Today's a huge Booker/Blakely day.
Here's another opinion -- this one from the Ninth Circuit -- about what facts can permissibly be used in sentencing. The opinion by Judge Fernandez holds, consistent with the view of all of the other circuits that have considered the issue, that a judge may increase a sentence even based upon conduct for which the defendant has been acquitted at trial.
What's most interesting about the case is Judge Betty Fletcher's dissent. It takes a lot to get Judge Fletcher to dissent, and given the uniformity of the federal circuits on this issue, it may facially be surprising that she elects to dissent here. Nonetheless, the use of acquitted conduct in sentencing is sufficiently counterintutive -- at least to Judge Fletcher -- to compel a dissent.
Judge Fletcher's dissent has some pretty good lines, and uses Blackstone and others to highlight the significance of a jury's verdict and the dangers that arise from the rejection of that verdict in sentencing. She says, for example: "By considering acquitted conduct, a judge thwarts the express will of the jury . . . and imposes a punishment based on conduct for which the government tried, but failed, to get a conviction. Such a sentence has little relation to the actual conviction, and is based on an accusation that failed to receive confirmation from the defendant’s equals and neighbors. . . . The fact that a jury has not authorized a particular punishment is never more clear than when the jury is asked for, yet specifically withholds, that authorization." Pretty powerful stuff.
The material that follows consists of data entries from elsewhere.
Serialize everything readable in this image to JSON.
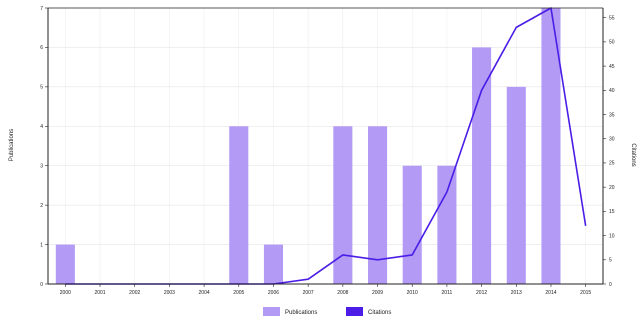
{
  "chart_data": {
    "type": "bar",
    "categories": [
      "2000",
      "2001",
      "2002",
      "2003",
      "2004",
      "2005",
      "2006",
      "2007",
      "2008",
      "2009",
      "2010",
      "2011",
      "2012",
      "2013",
      "2014",
      "2015"
    ],
    "series": [
      {
        "name": "Publications",
        "type": "bar",
        "axis": "left",
        "color": "#b39af5",
        "values": [
          1,
          0,
          0,
          0,
          0,
          4,
          1,
          0,
          4,
          4,
          3,
          3,
          6,
          5,
          7,
          0
        ]
      },
      {
        "name": "Citations",
        "type": "line",
        "axis": "right",
        "color": "#4b1de6",
        "values": [
          0,
          0,
          0,
          0,
          0,
          0,
          0,
          1,
          6,
          5,
          6,
          19,
          40,
          53,
          57,
          12
        ]
      }
    ],
    "ylabel": "Publications",
    "y2label": "Citations",
    "ylim": [
      0,
      7
    ],
    "y2lim": [
      0,
      57
    ],
    "yticks": [
      0,
      1,
      2,
      3,
      4,
      5,
      6,
      7
    ],
    "y2ticks": [
      0,
      5,
      10,
      15,
      20,
      25,
      30,
      35,
      40,
      45,
      50,
      55
    ],
    "grid": true,
    "legend_position": "bottom-center"
  }
}
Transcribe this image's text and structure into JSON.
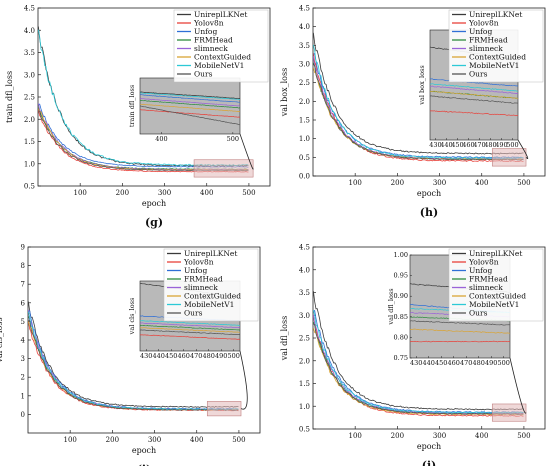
{
  "figure": {
    "colors": {
      "UnireplLKNet": "#3a3a3a",
      "Yolov8n": "#e8413a",
      "Unfog": "#2f6fd6",
      "FRMHead": "#2e8b3e",
      "slimneck": "#9a63d8",
      "ContextGuided": "#d9a436",
      "MobileNetV1": "#2cc9d6",
      "Ours": "#555555"
    },
    "inset_background": "#b9b9b9",
    "highlight_box_color": "#e2b8b8"
  },
  "chart_data": [
    {
      "id": "g",
      "type": "line",
      "caption": "(g)",
      "xlabel": "epoch",
      "ylabel": "train dfl_loss",
      "xlim": [
        0,
        550
      ],
      "ylim": [
        0.5,
        4.5
      ],
      "xticks": [
        100,
        200,
        300,
        400,
        500
      ],
      "yticks": [
        0.5,
        1.0,
        1.5,
        2.0,
        2.5,
        3.0,
        3.5,
        4.0,
        4.5
      ],
      "ytick_labels": [
        "0.5",
        "1.0",
        "1.5",
        "2.0",
        "2.5",
        "3.0",
        "3.5",
        "4.0",
        "4.5"
      ],
      "legend_position": "top-right",
      "series": [
        {
          "name": "UnireplLKNet",
          "start": 4.05,
          "end": 0.95,
          "peak": 4.05
        },
        {
          "name": "Yolov8n",
          "start": 2.2,
          "end": 0.82,
          "peak": 2.2
        },
        {
          "name": "Unfog",
          "start": 2.4,
          "end": 0.93,
          "peak": 2.4
        },
        {
          "name": "FRMHead",
          "start": 2.3,
          "end": 0.88,
          "peak": 2.3
        },
        {
          "name": "slimneck",
          "start": 2.35,
          "end": 0.87,
          "peak": 2.35
        },
        {
          "name": "ContextGuided",
          "start": 2.3,
          "end": 0.86,
          "peak": 2.3
        },
        {
          "name": "MobileNetV1",
          "start": 4.0,
          "end": 0.97,
          "peak": 4.0
        },
        {
          "name": "Ours",
          "start": 2.25,
          "end": 0.85,
          "peak": 2.25
        }
      ],
      "inset": {
        "ylabel": "train dfl_loss",
        "xlim": [
          370,
          510
        ],
        "xticks": [
          400,
          500
        ],
        "ylim": [
          0.6,
          1.2
        ],
        "values_at_start": {
          "UnireplLKNet": 1.05,
          "Yolov8n": 0.86,
          "Unfog": 1.02,
          "FRMHead": 0.96,
          "slimneck": 0.98,
          "ContextGuided": 0.92,
          "MobileNetV1": 1.04,
          "Ours": 0.9
        },
        "values_at_end": {
          "UnireplLKNet": 0.98,
          "Yolov8n": 0.78,
          "Unfog": 0.94,
          "FRMHead": 0.88,
          "slimneck": 0.9,
          "ContextGuided": 0.84,
          "MobileNetV1": 0.97,
          "Ours": 0.7
        }
      }
    },
    {
      "id": "h",
      "type": "line",
      "caption": "(h)",
      "xlabel": "epoch",
      "ylabel": "val box_loss",
      "xlim": [
        0,
        550
      ],
      "ylim": [
        0.0,
        4.5
      ],
      "xticks": [
        100,
        200,
        300,
        400,
        500
      ],
      "yticks": [
        0.0,
        0.5,
        1.0,
        1.5,
        2.0,
        2.5,
        3.0,
        3.5,
        4.0,
        4.5
      ],
      "ytick_labels": [
        "0.0",
        "0.5",
        "1.0",
        "1.5",
        "2.0",
        "2.5",
        "3.0",
        "3.5",
        "4.0",
        "4.5"
      ],
      "legend_position": "top-right",
      "series": [
        {
          "name": "UnireplLKNet",
          "start": 3.8,
          "end": 0.6,
          "peak": 3.8
        },
        {
          "name": "Yolov8n",
          "start": 3.3,
          "end": 0.4,
          "peak": 3.3
        },
        {
          "name": "Unfog",
          "start": 3.4,
          "end": 0.5,
          "peak": 3.4
        },
        {
          "name": "FRMHead",
          "start": 3.1,
          "end": 0.45,
          "peak": 3.1
        },
        {
          "name": "slimneck",
          "start": 3.2,
          "end": 0.46,
          "peak": 3.2
        },
        {
          "name": "ContextGuided",
          "start": 3.0,
          "end": 0.45,
          "peak": 3.0
        },
        {
          "name": "MobileNetV1",
          "start": 3.5,
          "end": 0.48,
          "peak": 3.5
        },
        {
          "name": "Ours",
          "start": 3.1,
          "end": 0.44,
          "peak": 3.1
        }
      ],
      "inset": {
        "ylabel": "val box_loss",
        "xlim": [
          425,
          505
        ],
        "xticks": [
          430,
          440,
          450,
          460,
          470,
          480,
          490,
          500
        ],
        "ylim": [
          0.3,
          0.75
        ],
        "values_at_start": {
          "UnireplLKNet": 0.68,
          "Yolov8n": 0.42,
          "Unfog": 0.55,
          "FRMHead": 0.5,
          "slimneck": 0.52,
          "ContextGuided": 0.5,
          "MobileNetV1": 0.53,
          "Ours": 0.48
        },
        "values_at_end": {
          "UnireplLKNet": 0.63,
          "Yolov8n": 0.4,
          "Unfog": 0.52,
          "FRMHead": 0.47,
          "slimneck": 0.49,
          "ContextGuided": 0.47,
          "MobileNetV1": 0.5,
          "Ours": 0.45
        }
      }
    },
    {
      "id": "i",
      "type": "line",
      "caption": "(i)",
      "xlabel": "epoch",
      "ylabel": "val cls_loss",
      "xlim": [
        0,
        550
      ],
      "ylim": [
        -1,
        9
      ],
      "xticks": [
        100,
        200,
        300,
        400,
        500
      ],
      "yticks": [
        0,
        1,
        2,
        3,
        4,
        5,
        6,
        7,
        8,
        9
      ],
      "ytick_labels": [
        "0",
        "1",
        "2",
        "3",
        "4",
        "5",
        "6",
        "7",
        "8",
        "9"
      ],
      "legend_position": "top-right",
      "series": [
        {
          "name": "UnireplLKNet",
          "start": 6.0,
          "end": 0.4,
          "peak": 6.0
        },
        {
          "name": "Yolov8n",
          "start": 5.0,
          "end": 0.22,
          "peak": 5.0
        },
        {
          "name": "Unfog",
          "start": 5.8,
          "end": 0.3,
          "peak": 5.8
        },
        {
          "name": "FRMHead",
          "start": 5.4,
          "end": 0.26,
          "peak": 5.4
        },
        {
          "name": "slimneck",
          "start": 5.6,
          "end": 0.27,
          "peak": 5.6
        },
        {
          "name": "ContextGuided",
          "start": 5.2,
          "end": 0.25,
          "peak": 5.2
        },
        {
          "name": "MobileNetV1",
          "start": 5.5,
          "end": 0.28,
          "peak": 5.5
        },
        {
          "name": "Ours",
          "start": 5.3,
          "end": 0.24,
          "peak": 5.3
        }
      ],
      "inset": {
        "ylabel": "val cls_loss",
        "xlim": [
          425,
          505
        ],
        "xticks": [
          430,
          440,
          450,
          460,
          470,
          480,
          490,
          500
        ],
        "ylim": [
          0.15,
          0.45
        ],
        "values_at_start": {
          "UnireplLKNet": 0.44,
          "Yolov8n": 0.22,
          "Unfog": 0.3,
          "FRMHead": 0.26,
          "slimneck": 0.27,
          "ContextGuided": 0.25,
          "MobileNetV1": 0.28,
          "Ours": 0.24
        },
        "values_at_end": {
          "UnireplLKNet": 0.38,
          "Yolov8n": 0.2,
          "Unfog": 0.28,
          "FRMHead": 0.24,
          "slimneck": 0.25,
          "ContextGuided": 0.23,
          "MobileNetV1": 0.26,
          "Ours": 0.22
        }
      }
    },
    {
      "id": "j",
      "type": "line",
      "caption": "(j)",
      "xlabel": "epoch",
      "ylabel": "val dfl_loss",
      "xlim": [
        0,
        550
      ],
      "ylim": [
        0.5,
        4.5
      ],
      "xticks": [
        100,
        200,
        300,
        400,
        500
      ],
      "yticks": [
        0.5,
        1.0,
        1.5,
        2.0,
        2.5,
        3.0,
        3.5,
        4.0,
        4.5
      ],
      "ytick_labels": [
        "0.5",
        "1.0",
        "1.5",
        "2.0",
        "2.5",
        "3.0",
        "3.5",
        "4.0",
        "4.5"
      ],
      "legend_position": "top-right",
      "series": [
        {
          "name": "UnireplLKNet",
          "start": 3.5,
          "end": 0.93,
          "peak": 3.5
        },
        {
          "name": "Yolov8n",
          "start": 3.0,
          "end": 0.79,
          "peak": 3.0
        },
        {
          "name": "Unfog",
          "start": 3.2,
          "end": 0.87,
          "peak": 3.2
        },
        {
          "name": "FRMHead",
          "start": 2.9,
          "end": 0.84,
          "peak": 2.9
        },
        {
          "name": "slimneck",
          "start": 3.0,
          "end": 0.85,
          "peak": 3.0
        },
        {
          "name": "ContextGuided",
          "start": 2.8,
          "end": 0.82,
          "peak": 2.8
        },
        {
          "name": "MobileNetV1",
          "start": 3.1,
          "end": 0.86,
          "peak": 3.1
        },
        {
          "name": "Ours",
          "start": 2.9,
          "end": 0.83,
          "peak": 2.9
        }
      ],
      "inset": {
        "ylabel": "val dfl_loss",
        "xlim": [
          425,
          505
        ],
        "xticks": [
          430,
          440,
          450,
          460,
          470,
          480,
          490,
          500
        ],
        "yticks": [
          0.75,
          0.8,
          0.85,
          0.9,
          0.95,
          1.0
        ],
        "ytick_labels": [
          "0.75",
          "0.80",
          "0.85",
          "0.90",
          "0.95",
          "1.00"
        ],
        "ylim": [
          0.75,
          1.0
        ],
        "values_at_start": {
          "UnireplLKNet": 0.93,
          "Yolov8n": 0.79,
          "Unfog": 0.88,
          "FRMHead": 0.85,
          "slimneck": 0.86,
          "ContextGuided": 0.82,
          "MobileNetV1": 0.87,
          "Ours": 0.84
        },
        "values_at_end": {
          "UnireplLKNet": 0.91,
          "Yolov8n": 0.79,
          "Unfog": 0.86,
          "FRMHead": 0.84,
          "slimneck": 0.85,
          "ContextGuided": 0.81,
          "MobileNetV1": 0.86,
          "Ours": 0.83
        }
      }
    }
  ]
}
In the end, I think that Judge Fernandez probably correctly predicts what the Supreme Court would hold; namely, that Watts survives Booker. But Judge Fletcher makes some darn good policy arguments to the contrary, and were Watts ever to be revisited, her dissent would be a good starting point. Especially in a case like this one, when the sentence that the defendants receive is based almost entirely on conduct for which they were acquitted.
Judge Fletcher says that "[w]hen a jury refuses to convict defendants of several counts, but the trial court nonetheless relies on that same acquitted conduct to increase the defendants’ sentences sevenfold, the jury has not authorized the resulting sentences in any meaningful sense." She's got a point there. Not one, I think, that's recognized by precedent. But a point nonetheless.